Пальцы выбивают «302». Сердце вновь принимается играть в азбуку Морзе и играет до тех пор, пока через домофон не раздаётся голос Билла:
– Проходи.
Дверь пищит, а сердце перебирается на американские горки. Так всегда? Что вообще происходит, и с чего я так нереально хочу растянуть губы в счастливой улыбке?
В лифте тоже действую на автомате, на этаже у распахнутой двери меня ждёт Билл, около его ног крутится серый кот.
– Привет, – выдыхаю я и замираю в нерешительности.
А что делать-то? Казимир подбегает ко мне и начинает виться вокруг моих ног… Кхм. Казимир?
– Что застыл? На кухне обалденная домашняя пицца, – Билл показательно облизывается и скрывается в квартире. Кот бежит за ним.
Мой мир просто рухнул сейчас. И я падаю в неизведанную пропасть, там всё черным-черно, мне ничего непонятно, но я других путей искать не собираюсь, мне так комфортно падать, лететь туда. Как под гипнозом, скидываю кроссовки и прохожу на кухню вслед за Биллом. Обстановка квартиры знакома, я знаю, где его комната. Комната, между прочим, светлая, там стоит кровать, небольшой столик и глубокое кресло. Ноутбук, скорее всего, валяется на кровати, как обычно.

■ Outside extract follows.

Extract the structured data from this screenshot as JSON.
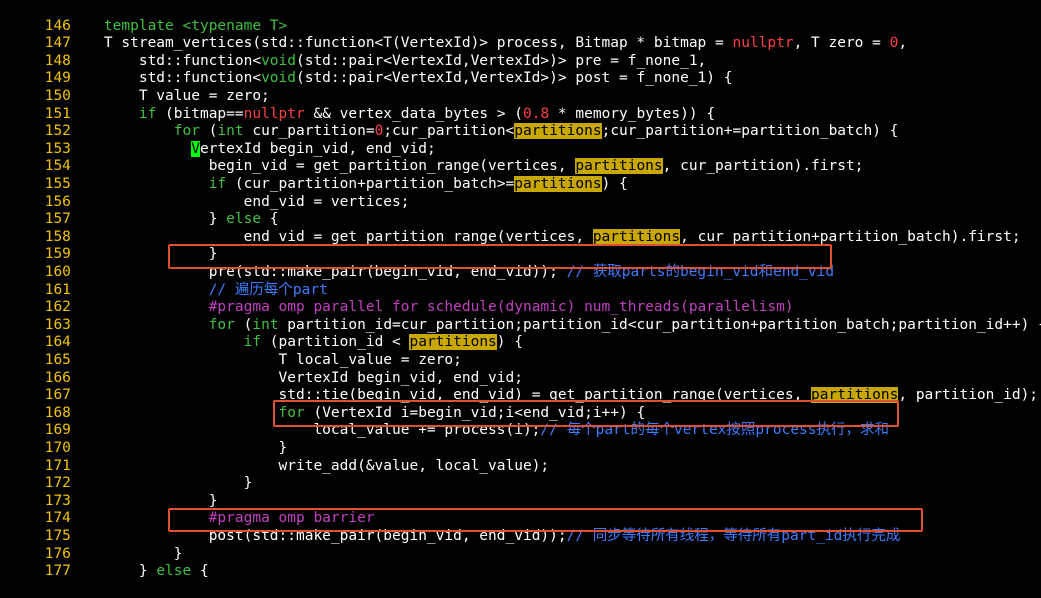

Кухню тоже знаю. Мебель, вытяжка, овальный стол и моё место справа, напротив Билла. Ага, я здесь всегда сижу.
– Ты какой-то задумчивый сегодня, – замечает Билл, разрезая пиццу. – И вообще сдаётся мне, мы опоздаем.
– Ну и пусть, – небрежно говорю я, следя за каждым движением Каулитца.
– Между прочим, Диди себя не очень хорошо чувствует. Мне кажется, наши эксперименты в этом тоже виноваты…
Он продолжает что-то говорить с улыбкой, а я жадно уминаю пиццу и не свожу с него глаз. Билл либо не видит, либо предпочитает не видеть, либо я так всегда смотрю. Мне несвойственно чувство влюблённости, я чаще обхожусь обыкновенной симпатией, но пару раз мне сносило крышу. Жаль, я никак не могу понять, от кого. И к чему об этом думаю, тоже туго доходит.
– А ты как?
– Отлично, – тут же отмираю я. – Только футболка всё же пострадала, конкретно так прожгли.
Чем прожгли?
– Главное – результат. Просто четвёртый человек нужен, зря ты от помощи Аниты отказался.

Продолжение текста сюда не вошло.